Para Eugênio, o segredo da recuperação do cerrado passa por guardar a água das chuvas, e explica que realizou mais de 120 barragens em todo sítio. "Quando chove, isso aqui (barragem) fica cheio por seis meses. E, com o tempo, vai esvaziando, mas até esvaziar a água teve tempo de infiltrar", diz. Eugênio é sociólogo e estudou por muitos anos a relação entre pessoas, e explica que atualmente é um "eco sociológico", no qual estuda a relação entre os seres. "Precisamos aprender a conversar com a natureza. Perguntar para a árvore como passou o dia, como ela está. Parece infantil, mas são essas coisas que fazem a diferença", salienta.
Maravilhada pelo cerrado, Hilkka Mäki, 87, é natural da Finlândia e, após se casar com Eugênio, se mudou para Brasília e se apaixonou pelo Sítio das Neves. "Aqui é o cerrado fechado, como deveria ser. Tudo da forma mais natural possível", observa. A jornalista aposentada explica que o termo assinado é de extrema importância, pois hoje são diversas as ameaças ao cerrado. "Aqui está salvo de qualquer perigo que possa vir depois. As pessoas poderiam vender, fazer condomínio, mas não. Agora é área de preservação permanente", revela.
Compromisso
Visando preservar os 70 hectares de cerrado do Sítio das Neves, o termo de compromisso de servidão faz com que a área se torne um lugar de preservação permanentemente. O presidente do Instituto Brasília Ambiental (Ibram), Rôney Nemer, explica que o cerrado é o berço das águas e que parceiros como o Eugênio Giovenardi são essenciais na luta contra a grilagem de terras. "Todo mundo que, de forma espontânea, ao invés de ganhar dinheiro, escolhe contribuir com o meio ambiente de Brasília e do mundo é sempre bem-vindo", ressalta.

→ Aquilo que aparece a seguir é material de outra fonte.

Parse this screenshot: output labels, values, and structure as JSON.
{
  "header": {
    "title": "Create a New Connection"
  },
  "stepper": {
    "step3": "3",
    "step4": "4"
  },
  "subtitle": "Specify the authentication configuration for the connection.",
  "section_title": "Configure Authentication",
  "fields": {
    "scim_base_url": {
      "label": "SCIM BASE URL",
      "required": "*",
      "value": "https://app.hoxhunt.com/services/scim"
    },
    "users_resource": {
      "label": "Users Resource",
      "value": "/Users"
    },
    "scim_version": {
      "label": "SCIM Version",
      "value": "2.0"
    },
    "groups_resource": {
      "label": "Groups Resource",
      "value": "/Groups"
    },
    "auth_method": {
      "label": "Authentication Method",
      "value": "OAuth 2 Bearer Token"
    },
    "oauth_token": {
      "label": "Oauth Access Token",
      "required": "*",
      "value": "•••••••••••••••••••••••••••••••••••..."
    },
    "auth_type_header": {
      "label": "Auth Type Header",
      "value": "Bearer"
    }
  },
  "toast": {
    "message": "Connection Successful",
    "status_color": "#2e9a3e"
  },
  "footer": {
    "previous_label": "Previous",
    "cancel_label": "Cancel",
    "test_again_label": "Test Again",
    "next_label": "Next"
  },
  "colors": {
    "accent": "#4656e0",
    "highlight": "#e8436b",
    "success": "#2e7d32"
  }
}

Rôney diz que, ao saber da atitude de Eugênio, muitos proprietários de terras buscaram o Ibram para transformar seus lotes em áreas de preservação. "Os grileiros invadem terras abandonadas e destroem tudo. Nós temos feito grandes parcerias para combater a grilagem de terras, impermeabilização do solo e o aterramento das nascentes", salienta. "Por isso, nós fizemos questão de assinar o termo no Sítio das Neves. Foi uma experiência fantástica para mim e para o meio ambiente", destaca.